If the MMR take-up drops below a certain %, then those children too young for the MMR, those who are not able to have it for health reasons, those who are conscientious objectors, and the 10% of children whose first vaccine did not take - they are all at greater risk than they should otherwise be.

Attitude to risk is sometime very worrying in our society (eg the thread about what to do with chicken casserole yesterday, alcohol and caffeine during pregnancy, not letting children play on the street, etc.). When I had my children done, I did not assume they were in the 10% group - the odds said there was a 90% chance that they would be immune, which are good odds in most areas of life. Yet the same people will happily be voluntarily taxed by buying lottery tickets.

As a general thing, I get very frustrated when people misuse scientific data, or make difficult decisions without understanding the science (eg to go for separate vaccines). One of the things I am passionate about in my job is to help students evaluate data and evidence for when they have to make decisions (and this is a cornerstone of the new GCSE Science courses).

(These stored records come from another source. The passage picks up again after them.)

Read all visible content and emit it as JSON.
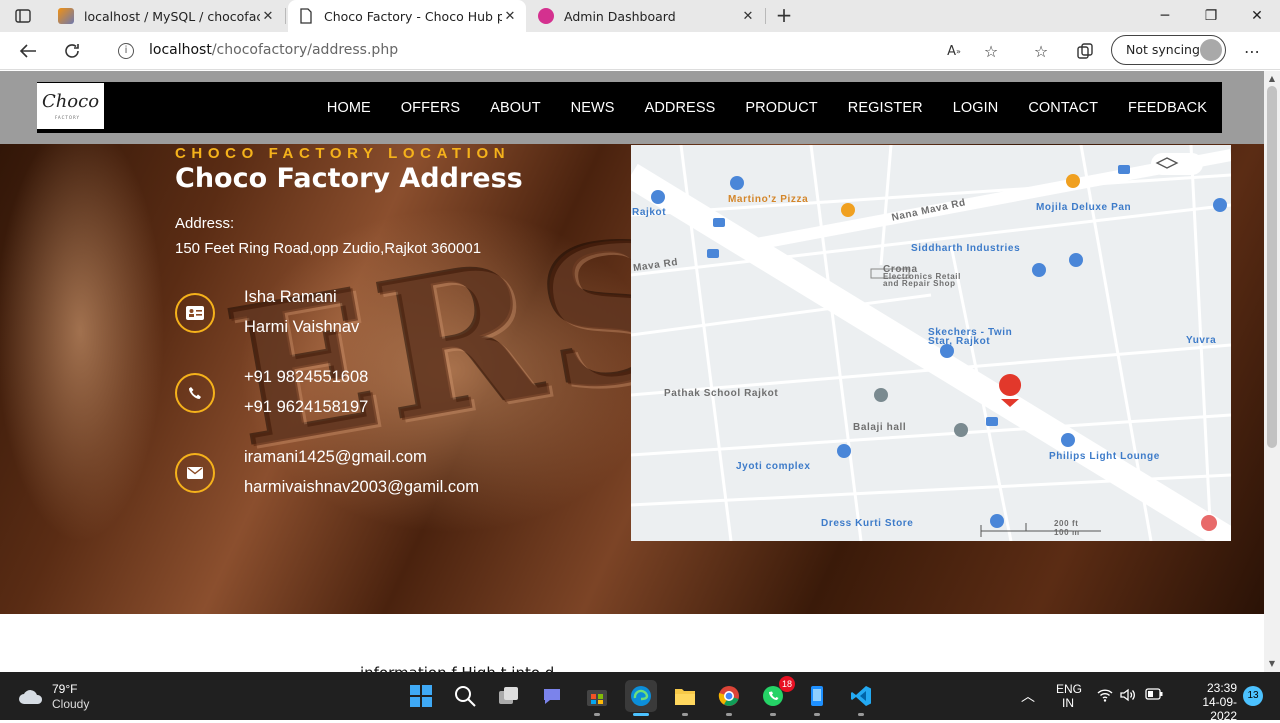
{
  "browser": {
    "tabs": [
      {
        "title": "localhost / MySQL / chocofactory",
        "favicon": "phpmyadmin-icon"
      },
      {
        "title": "Choco Factory - Choco Hub php",
        "favicon": "page-icon",
        "active": true
      },
      {
        "title": "Admin Dashboard",
        "favicon": "dashboard-icon"
      }
    ],
    "url_host": "localhost",
    "url_path": "/chocofactory/address.php",
    "sync_label": "Not syncing"
  },
  "site": {
    "logo_text": "Choco",
    "logo_sub": "FACTORY",
    "nav": [
      "HOME",
      "OFFERS",
      "ABOUT",
      "NEWS",
      "ADDRESS",
      "PRODUCT",
      "REGISTER",
      "LOGIN",
      "CONTACT",
      "FEEDBACK"
    ],
    "kicker": "CHOCO FACTORY LOCATION",
    "headline": "Choco Factory Address",
    "address_label": "Address:",
    "address_text": "150 Feet Ring Road,opp Zudio,Rajkot 360001",
    "contacts": {
      "names": [
        "Isha Ramani",
        "Harmi Vaishnav"
      ],
      "phones": [
        "+91 9824551608",
        "+91 9624158197"
      ],
      "emails": [
        "iramani1425@gmail.com",
        "harmivaishnav2003@gamil.com"
      ]
    },
    "accent_color": "#f5b21b",
    "below_snippet": "information                              f  High                                     t  into d"
  },
  "map": {
    "labels": {
      "martinoz": "Martino'z Pizza",
      "mojila": "Mojila Deluxe Pan",
      "siddharth": "Siddharth Industries",
      "croma": "Croma",
      "croma_sub1": "Electronics Retail",
      "croma_sub2": "and Repair Shop",
      "skechers1": "Skechers - Twin",
      "skechers2": "Star, Rajkot",
      "pathak": "Pathak School Rajkot",
      "balaji": "Balaji hall",
      "philips": "Philips Light Lounge",
      "jyoti": "Jyoti complex",
      "dress": "Dress Kurti Store",
      "nanamava": "Nana Mava Rd",
      "mavard": "Mava Rd",
      "rajkot": "Rajkot",
      "yuvra": "Yuvra",
      "scale1": "200 ft",
      "scale2": "100 m"
    }
  },
  "taskbar": {
    "temp": "79°F",
    "condition": "Cloudy",
    "whatsapp_badge": "18",
    "lang1": "ENG",
    "lang2": "IN",
    "time": "23:39",
    "date": "14-09-2022",
    "notifications": "13"
  }
}
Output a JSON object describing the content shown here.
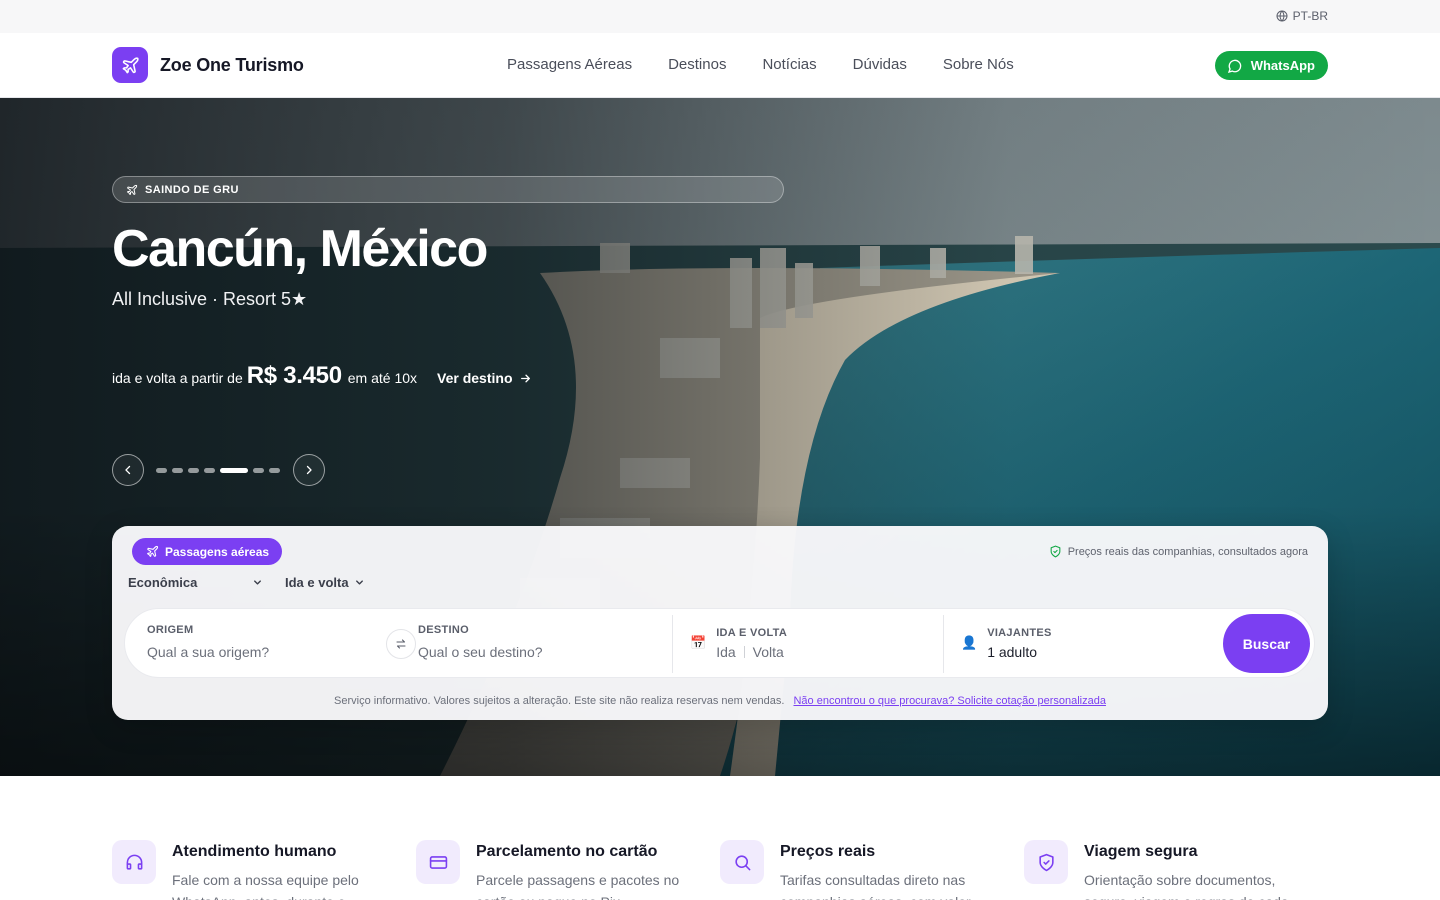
{
  "topbar": {
    "language": "PT-BR"
  },
  "header": {
    "brand": "Zoe One Turismo",
    "nav": [
      "Passagens Aéreas",
      "Destinos",
      "Notícias",
      "Dúvidas",
      "Sobre Nós"
    ],
    "whatsapp_label": "WhatsApp"
  },
  "hero": {
    "origin_badge": "SAINDO DE GRU",
    "destination": "Cancún, México",
    "subtitle": "All Inclusive · Resort 5★",
    "price_prefix": "ida e volta a partir de",
    "price": "R$ 3.450",
    "installments": "em até 10x",
    "cta": "Ver destino",
    "slides_total": 7,
    "active_slide": 5
  },
  "search": {
    "mode": "Passagens aéreas",
    "trust_note": "Preços reais das companhias, consultados agora",
    "cabin_class": "Econômica",
    "trip_type": "Ida e volta",
    "origin_label": "ORIGEM",
    "origin_placeholder": "Qual a sua origem?",
    "destination_label": "DESTINO",
    "destination_placeholder": "Qual o seu destino?",
    "dates_label": "IDA E VOLTA",
    "depart_placeholder": "Ida",
    "return_placeholder": "Volta",
    "travelers_label": "VIAJANTES",
    "travelers_value": "1 adulto",
    "search_button": "Buscar",
    "disclaimer": "Serviço informativo. Valores sujeitos a alteração. Este site não realiza reservas nem vendas.",
    "custom_quote_link": "Não encontrou o que procurava? Solicite cotação personalizada"
  },
  "features": [
    {
      "icon": "headset-icon",
      "title": "Atendimento humano",
      "desc": "Fale com a nossa equipe pelo WhatsApp, antes, durante e"
    },
    {
      "icon": "credit-card-icon",
      "title": "Parcelamento no cartão",
      "desc": "Parcele passagens e pacotes no cartão ou pague no Pix"
    },
    {
      "icon": "search-icon",
      "title": "Preços reais",
      "desc": "Tarifas consultadas direto nas companhias aéreas, com valor"
    },
    {
      "icon": "shield-check-icon",
      "title": "Viagem segura",
      "desc": "Orientação sobre documentos, seguro, viagem e regras de cada"
    }
  ],
  "colors": {
    "accent": "#7b3ff2",
    "whatsapp": "#12a845",
    "accent_soft": "#f1ebfd"
  }
}
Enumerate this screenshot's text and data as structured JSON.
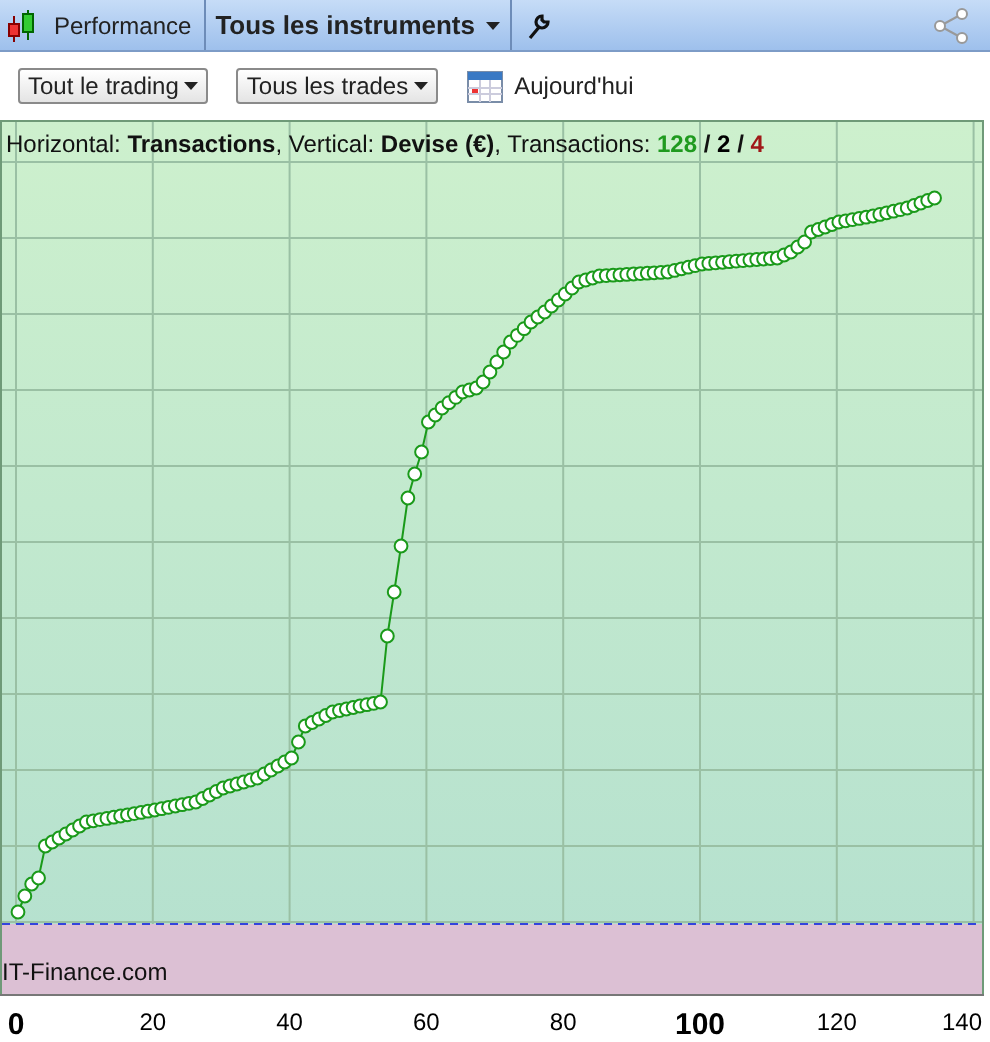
{
  "toolbar": {
    "title": "Performance",
    "instrument_menu": "Tous les instruments"
  },
  "filters": [
    {
      "label": "Tout le trading"
    },
    {
      "label": "Tous les trades"
    }
  ],
  "date": {
    "label": "Aujourd'hui"
  },
  "chart": {
    "info": "Horizontal: **Transactions**, Vertical: **Devise (€)**, Transactions: ",
    "separator": "/",
    "counts": [
      {
        "value": "128",
        "color": "#1f9a1f"
      },
      {
        "value": "2",
        "color": "#000000"
      },
      {
        "value": "4",
        "color": "#a01818"
      }
    ],
    "watermark": "IT-Finance.com",
    "x_ticks": [
      {
        "label": "0",
        "major": true
      },
      {
        "label": "20",
        "major": false
      },
      {
        "label": "40",
        "major": false
      },
      {
        "label": "60",
        "major": false
      },
      {
        "label": "80",
        "major": false
      },
      {
        "label": "100",
        "major": true
      },
      {
        "label": "120",
        "major": false
      },
      {
        "label": "140",
        "major": false
      }
    ]
  }
}
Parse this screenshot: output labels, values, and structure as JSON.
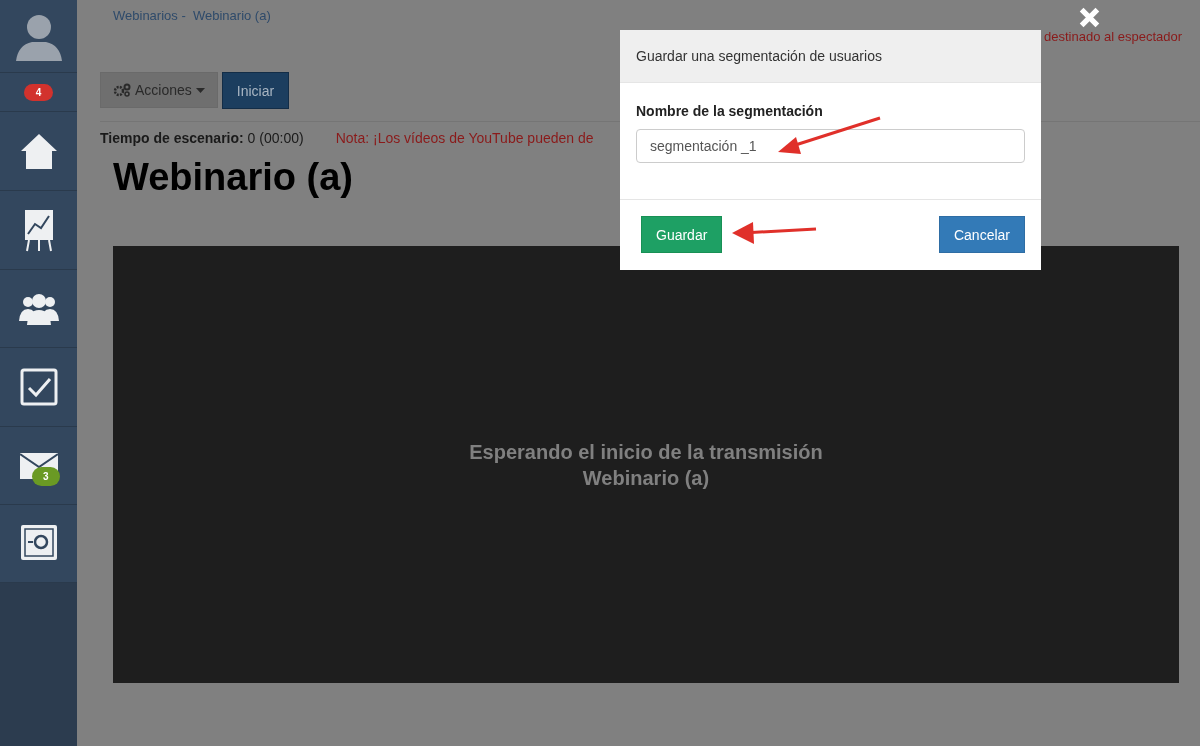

TheyCallMePeachy · 21/02/2009 18:36

What makes you think peopledon't understand the science though?

I mean,in RL many probably don't, but my guess is that most people I know certainly have red,and researched, and pondered just aboput everything they could before making the decisions.

Generally of course MN tends to be an educated bunch compared to RL (maybe my RL?) but I think mopst poeple do get it just process info in different ways.